Effect of macro- and microstructural features on the corrosion behavior of additively manufactured alloy 625

The aim of the work is to investigate the general and localized corrosion behavior of Alloy 625 obtained via different AM technologies, namely laser powder bed fusion (LPBF) and metal fused filament fabrication (MFFF). The outcomes of these evaluations were compared with the traditionally manufactured material (hot rolling). The macro- and microstructures as well as unique surface features of the AM-produced specimens were assessed in terms of digital optical microscopy and scanning electron microscopy.

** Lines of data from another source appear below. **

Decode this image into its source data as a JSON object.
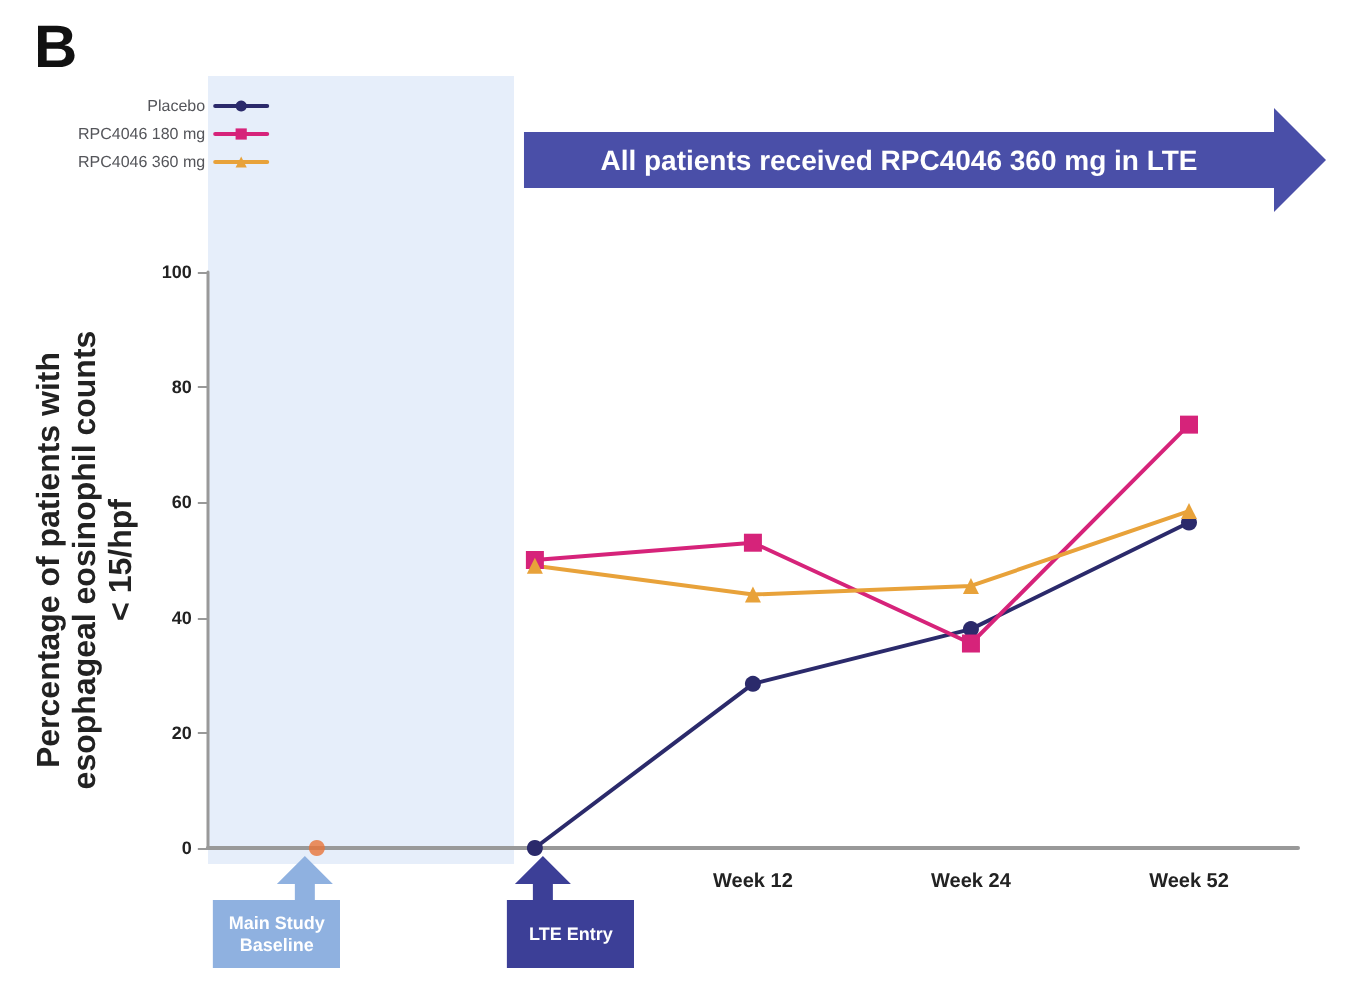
{
  "chart_data": {
    "type": "line",
    "title": "B",
    "ylabel": "Percentage of patients with esophageal eosinophil counts < 15/hpf",
    "categories": [
      null,
      null,
      "Week 12",
      "Week 24",
      "Week 52"
    ],
    "series": [
      {
        "name": "Placebo",
        "color": "#2b2a6b",
        "marker": "circle",
        "values": [
          null,
          0,
          28.5,
          38,
          56.5
        ]
      },
      {
        "name": "RPC4046 180 mg",
        "color": "#d6237a",
        "marker": "square",
        "values": [
          null,
          50,
          53,
          35.5,
          73.5
        ]
      },
      {
        "name": "RPC4046 360 mg",
        "color": "#e8a23a",
        "marker": "triangle",
        "values": [
          null,
          49,
          44,
          45.5,
          58.5
        ]
      },
      {
        "type": "scatter",
        "color": "#e8743a",
        "marker": "circle",
        "values": [
          0,
          null,
          null,
          null,
          null
        ]
      }
    ],
    "ylim": [
      0,
      100
    ],
    "yticks": [
      0,
      20,
      40,
      60,
      80,
      100
    ],
    "annotations": [
      "Main Study Baseline",
      "LTE Entry",
      "All patients received RPC4046 360 mg in LTE"
    ],
    "legend": "top left",
    "grid": false
  }
}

Intergranular corrosion susceptibility tests, in compliance with ASTM G28 method A (1), potentiodynamic and potentiostatic polarization tests were performed. The electrochemical tests were carried out in sulfuric acid according to the ASTM G5 standard (2) and in deaerated chloride solutions. The results demonstrated that the surface features, porosity, as well as the microstructure are strictly dependent upon the manufacturing technology. Corrosion morphologies change significantly in function of the unique macro- and microstructural features. Susceptibility to intergranular corrosion tests carried out on the MFFF alloy only revealed not penetrating attack. The results of potentiostatic and potentiodynamic tests showed a passive behavior over a wide range of potentials, thus confirming the very high corrosion resistance to localized corrosion of the additive manufacturing Alloy 625 in neutral chloride solutions. In acidified chloride solution (pH = 3) the presence of crevice attacks on MFFF specimens was detected.